Ahead of the 2020 Olympics starting in Tokyo next week, the Welwyn Hatfield Times looks back at how Panshanger’s Lord Desborough made London’s first games happen in 1908 - on just two years notice.
Lord Desborough, born William Henry Grenfell, proved to be in the right place at the right time in the summer of 1906.
He found himself leading the British fencing team at the 10th anniversary games in Athens, Greece, when he was approached to help save the 1908 Olympics.
Rome was originally designated as the host city but the eruption of Mount Vesuvius forced them to withdraw, leaving the games without a home.
After winning silver in Athens and being the first man to carry the flag for Great Britain in the parade of nations, Lord Desborough pushed ahead with the mammoth task of getting London ready for the games, with an official announcement coming a year later.
His prestige as a lord and politician was key to securing and organising the 1908 Olympics, but his sporting pedigree as a fencer, runner, rower and swimmer were just as important. He was also an adventurer, swimming the Niagara Falls rapids twice, climbing Switzerland’s Matterhorn three times and rowing across the English Channel.
“I should not have felt justified in making the announcement were it not for the fact that I have received assurances of support – and it will be no exaggeration to call it enthusiastic support – from nearly every one of those great associations which control the various branches of sport in the United Kingdom,” he wrote in late 1906.
He used his influence with the newspapers to encourage donations to the running cost, but his greatest achievement was negotiating the building of White City Stadium.
Desborough secured a favourable deal with the organisers of the Franco Britannic Exhibition, due to take place at Shepherd's Bush that summer, as they agreed to build the stadium at no cost and to the specifications of the International Organising Committee.
Revolutionary in its design, ‘The Great Stadium’ boasted a running track surrounded by a cycling track, with a swimming pool located in the infield. Lord Desborough himself laid the first stanchion when construction began.
The 1908 Olympic Games began in April, but the main events at the White City Stadium were not held until July, while King Edward VII was invited to perform the opening ceremony.

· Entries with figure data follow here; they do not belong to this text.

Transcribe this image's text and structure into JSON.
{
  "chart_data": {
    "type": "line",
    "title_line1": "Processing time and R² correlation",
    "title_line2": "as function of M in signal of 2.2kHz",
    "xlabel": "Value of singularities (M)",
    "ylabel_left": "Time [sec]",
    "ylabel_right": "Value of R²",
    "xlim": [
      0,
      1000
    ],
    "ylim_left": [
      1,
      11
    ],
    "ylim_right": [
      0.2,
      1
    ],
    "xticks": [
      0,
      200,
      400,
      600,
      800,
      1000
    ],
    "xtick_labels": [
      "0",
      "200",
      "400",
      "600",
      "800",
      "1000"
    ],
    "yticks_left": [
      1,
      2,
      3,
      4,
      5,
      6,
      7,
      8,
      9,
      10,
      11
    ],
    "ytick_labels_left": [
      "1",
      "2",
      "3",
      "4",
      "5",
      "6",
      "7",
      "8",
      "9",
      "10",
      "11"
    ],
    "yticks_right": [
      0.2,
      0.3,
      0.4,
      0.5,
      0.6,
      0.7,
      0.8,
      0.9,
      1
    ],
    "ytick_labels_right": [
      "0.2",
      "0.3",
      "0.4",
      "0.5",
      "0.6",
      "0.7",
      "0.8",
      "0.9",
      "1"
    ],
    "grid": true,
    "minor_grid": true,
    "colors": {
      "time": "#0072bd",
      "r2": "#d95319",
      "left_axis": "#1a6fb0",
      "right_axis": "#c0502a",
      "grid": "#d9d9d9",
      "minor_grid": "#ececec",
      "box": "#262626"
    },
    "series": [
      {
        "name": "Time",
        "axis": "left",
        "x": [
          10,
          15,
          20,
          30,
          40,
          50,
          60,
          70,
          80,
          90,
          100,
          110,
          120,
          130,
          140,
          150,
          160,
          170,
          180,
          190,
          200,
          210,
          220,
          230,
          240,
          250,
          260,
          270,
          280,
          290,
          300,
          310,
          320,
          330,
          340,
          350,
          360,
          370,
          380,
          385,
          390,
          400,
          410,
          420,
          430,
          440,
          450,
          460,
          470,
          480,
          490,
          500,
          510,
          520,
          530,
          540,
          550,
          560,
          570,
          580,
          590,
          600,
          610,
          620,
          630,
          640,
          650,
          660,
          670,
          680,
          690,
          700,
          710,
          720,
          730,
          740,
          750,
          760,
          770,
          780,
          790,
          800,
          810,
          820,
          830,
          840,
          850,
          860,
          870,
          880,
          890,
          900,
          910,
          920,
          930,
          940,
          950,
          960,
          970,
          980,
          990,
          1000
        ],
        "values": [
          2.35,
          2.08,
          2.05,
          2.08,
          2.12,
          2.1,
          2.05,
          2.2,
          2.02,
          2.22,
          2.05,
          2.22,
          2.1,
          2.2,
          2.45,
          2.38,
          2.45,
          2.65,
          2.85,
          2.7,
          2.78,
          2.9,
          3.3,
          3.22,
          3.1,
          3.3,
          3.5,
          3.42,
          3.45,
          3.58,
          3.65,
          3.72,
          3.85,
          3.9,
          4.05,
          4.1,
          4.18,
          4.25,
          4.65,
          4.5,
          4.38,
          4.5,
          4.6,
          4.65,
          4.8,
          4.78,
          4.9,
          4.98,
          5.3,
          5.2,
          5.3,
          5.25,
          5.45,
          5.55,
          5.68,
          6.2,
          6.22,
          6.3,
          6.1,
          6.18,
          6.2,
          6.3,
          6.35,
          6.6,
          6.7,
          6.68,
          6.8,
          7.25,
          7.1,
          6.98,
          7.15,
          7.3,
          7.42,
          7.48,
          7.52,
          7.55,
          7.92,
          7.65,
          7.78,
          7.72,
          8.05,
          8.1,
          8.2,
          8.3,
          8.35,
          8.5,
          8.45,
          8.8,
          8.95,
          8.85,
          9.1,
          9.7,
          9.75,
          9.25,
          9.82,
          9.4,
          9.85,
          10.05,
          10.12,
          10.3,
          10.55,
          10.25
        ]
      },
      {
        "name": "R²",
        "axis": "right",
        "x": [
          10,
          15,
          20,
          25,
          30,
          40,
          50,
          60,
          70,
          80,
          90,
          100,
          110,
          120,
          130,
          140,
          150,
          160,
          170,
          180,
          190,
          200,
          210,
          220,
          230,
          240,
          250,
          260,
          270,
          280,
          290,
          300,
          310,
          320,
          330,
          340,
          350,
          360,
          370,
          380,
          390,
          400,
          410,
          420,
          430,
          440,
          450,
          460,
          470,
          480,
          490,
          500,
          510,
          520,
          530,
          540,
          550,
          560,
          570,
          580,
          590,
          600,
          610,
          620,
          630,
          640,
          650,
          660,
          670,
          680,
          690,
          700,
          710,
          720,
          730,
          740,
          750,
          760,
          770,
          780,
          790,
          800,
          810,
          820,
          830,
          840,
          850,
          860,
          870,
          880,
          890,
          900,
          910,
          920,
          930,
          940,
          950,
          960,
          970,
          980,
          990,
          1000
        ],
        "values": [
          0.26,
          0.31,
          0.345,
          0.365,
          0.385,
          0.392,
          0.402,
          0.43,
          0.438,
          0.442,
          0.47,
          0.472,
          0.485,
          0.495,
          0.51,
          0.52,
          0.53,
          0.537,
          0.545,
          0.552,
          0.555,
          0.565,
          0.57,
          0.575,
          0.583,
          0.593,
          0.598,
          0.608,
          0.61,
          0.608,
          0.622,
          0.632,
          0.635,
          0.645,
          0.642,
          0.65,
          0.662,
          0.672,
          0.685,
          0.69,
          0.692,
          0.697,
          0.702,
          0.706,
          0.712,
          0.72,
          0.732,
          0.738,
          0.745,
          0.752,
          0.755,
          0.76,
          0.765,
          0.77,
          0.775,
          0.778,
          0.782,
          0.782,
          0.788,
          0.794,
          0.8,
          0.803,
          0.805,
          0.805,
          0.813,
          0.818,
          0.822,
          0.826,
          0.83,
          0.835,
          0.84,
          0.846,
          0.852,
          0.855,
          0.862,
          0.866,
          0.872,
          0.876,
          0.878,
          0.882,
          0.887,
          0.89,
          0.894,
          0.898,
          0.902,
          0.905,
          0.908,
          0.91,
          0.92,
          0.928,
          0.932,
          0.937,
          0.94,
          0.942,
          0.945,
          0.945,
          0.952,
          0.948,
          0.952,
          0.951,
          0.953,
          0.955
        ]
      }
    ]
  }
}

Despite the Olympic movement being in its infancy – with 1908 being just the fourth games of the modern era – London saw a record 2,008 athletes from 22 countries competing in 22 different sports.
There were some memorable moments too, including Italian marathon runner Dorando Pietri being helped over the finishing line as he struggled with exhaustion in a now iconic image.
The 1908 Olympics proved to be a roaring success and vindication for Lord Desborough’s efforts to bring the games to London.
There was no closing ceremony, but there was a euphoric farewell banquet held in Holborn:
“Whatever nationality we may belong to, we can all say tonight that both the summer and the autumn games of 1908 have been a success," he announced to a chorus of cheers.
“I will also say that we were able to extend to that great body of athletes a hospitality which will show them that we are not unmindful of the way we have been treated when we have gone abroad.”
He would later stand down from the IOC with the 1908 games as his great legacy, before retiring to the Panshanger estate which his wife, Ethel Anne Priscilla Fane, inherited in 1913.
His later life would be marked by tragedy as his sons Billy and Julian Grenfell – a renowned war poet – were both killed during the First World War, making his words written during the summer of 1908 poignant.
“These young men are also representative of the generation into whose hands, the destinies of most of the nations of the world are passing at this moment, and we may hope that their meeting thus periodically, the enthusiasm which they share may have a beneficent effect hereafter on the cause of international peace,” he wrote.
After the death of his third son, Ivo, in a 1926 car accident, Lord Desborough withdrew from public life and remained in Panshanger despite plans to return to his home of Taplow.
He would pass away on the estate at the age of 89. Just months after his death, in an unintentional nod to his legacy, it was announced the Olympics would again return to London in 1948.
With the 32nd Olympiad just days away, now is the time to remember Lord Desborough’s contribution not just to British sport, but to the early history of the Olympic games that helped shape it into the grand event it is today.